ここで月に1,2回開催される„Puppenbühne Bauchkribbeln” という人形劇を家族で鑑賞した。Bauchkribbelnとは、どきどきわくわくすることや緊張から、お腹がむずむずするという表現で、「おなかむずむずわくわく人形劇場」みたいな意味。Martina Burkandt氏という人形師の女性が、2003年からたったひとりですべてやっている。

毎月季節の行事などを題材にしたオリジナル劇を上演していて、今回の演目は"St. Martinus oder ich gehe mit meiner Laterne" 「聖人マルティヌス (=St. Martin)」の生涯の話。
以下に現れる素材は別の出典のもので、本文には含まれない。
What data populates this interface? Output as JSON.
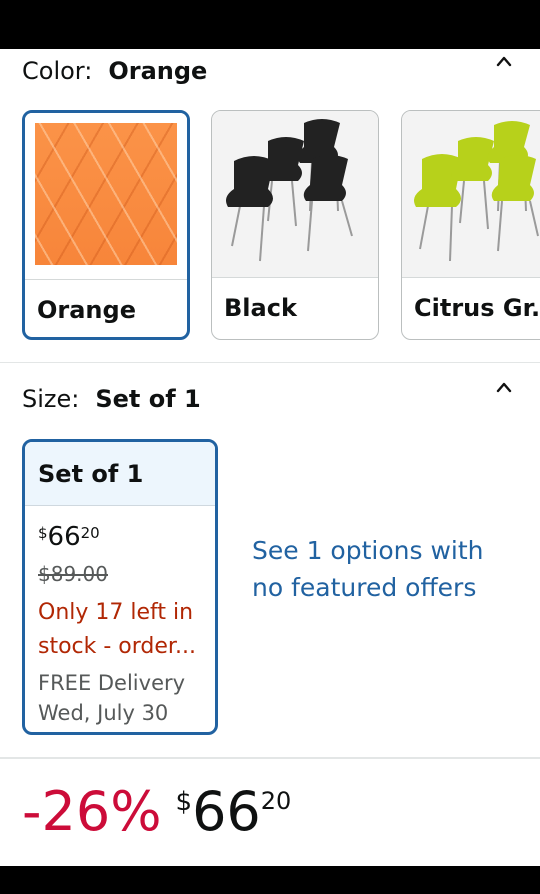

ドイツで毎年11月11日頃に、St. Martin(ドイツ語発音はザンクト・マーティン)という聖人を祝う子供向けのカトリック伝統行事がある。毎年幼稚園や小学校で子供達は自分でランタンを作り、暗くなってからそれを明るく灯し、歌を歌いながら行列になって持ち歩くというもの。(実際にどのようなお祭りなのかは、友人が書いた記事がとても分かりやすいので、こちらをご覧下さい。)
聖マーティンは昔、凍え死にしそうな物乞いに自分の赤いマントを剣で切って半分分け与えたという慈悲深い人。洗礼を受けた後はさらに多くの人を助け、病の人を治すなどの奇跡も起こし、死後も人々に尊ばれ愛され、キリスト教の聖人になったという話。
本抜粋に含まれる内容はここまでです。